Take Run DMC, a crew originally from the middle class suburb of Queens NYC. By dressing in their street clothes, rather than flashy show-off uniforms like most rap groups of the time (see Grandmaster Flash and the Furious Five), Run DMC made a definite impression. By being true to themselves, they were keeping it real.

Rapper 50 Cent got shot nine times and then got dropped by his record label, before eventually finding success. On the question of authenticity, he says  “When I offer aggression, I offer it from an author, a real place ... It’s just a lot of the other artists, I don’t believe them. I believe hip-hop is in a struggle of being artistic or [having] authenticity—which one matters?

"Because a lot of them that write music that has a street-life theme to it haven’t actually been exposed to very much of that. It’s starting to feel like it doesn’t matter. I’m watching it, and I’m like, Okay, it sounded great, but ya lyin’.” [source: XXL]



RELATED Jessica Hooper at Spin: Deconstructing Lana Del Rey
and Sasha Frere-Jones at the New Yorker: Screen Shot: Lana Del Rey's fixed image
Hat tip to Robyn Gallagher for the links.
Under the big black sun, California art 1974-1981, exhibition at the MOCA, LA. 

2 comments:

Kat said...

With Lana del Ray, it's not her authenticity which makes me snub my nose (although such a contrived persona does irk me), it's quite simply that she's tediously boring and has zero consistency while performing live.

Her live performance on Jools Holland of Video Games had her switching from sultry to sugar sweet and back again for the whole song, and once you're aware of it, it begins to grate considerably.

If she were 'real', I might forgive these quivvers. If she were good, I could absolutely get over the authenticity issue, but the truth is she's boring, annoying and really difficult to tolerate - regardless as to whether her persona is genuine.

Peter McLennan said...

I'm kinda intrigued by the negative reactions to some of her live performances.

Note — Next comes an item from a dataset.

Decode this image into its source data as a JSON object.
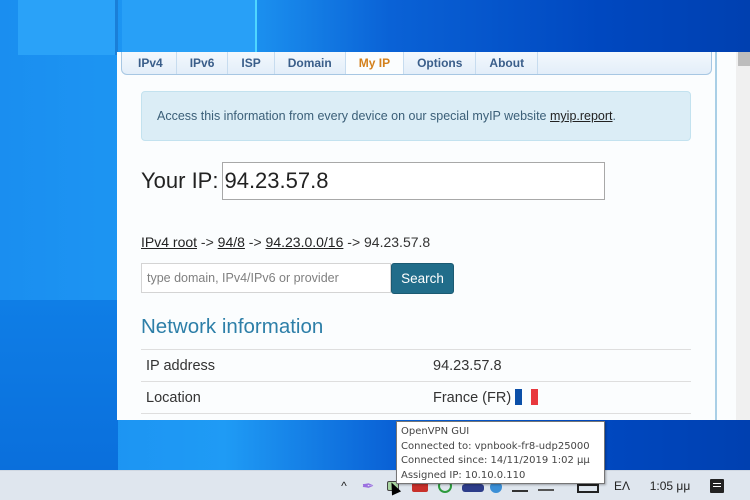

I watched her NY live debut late last year online, and went back and rewatched that this week, and her SNL/Jools Holland clips and found them pretty competent, for anyone with a passing familiarity with the works of Nico or Marianne Faithful.

So many people seem to be devoting a lot of time listening and watching an artist they actively dislike. Surely life is too short for that?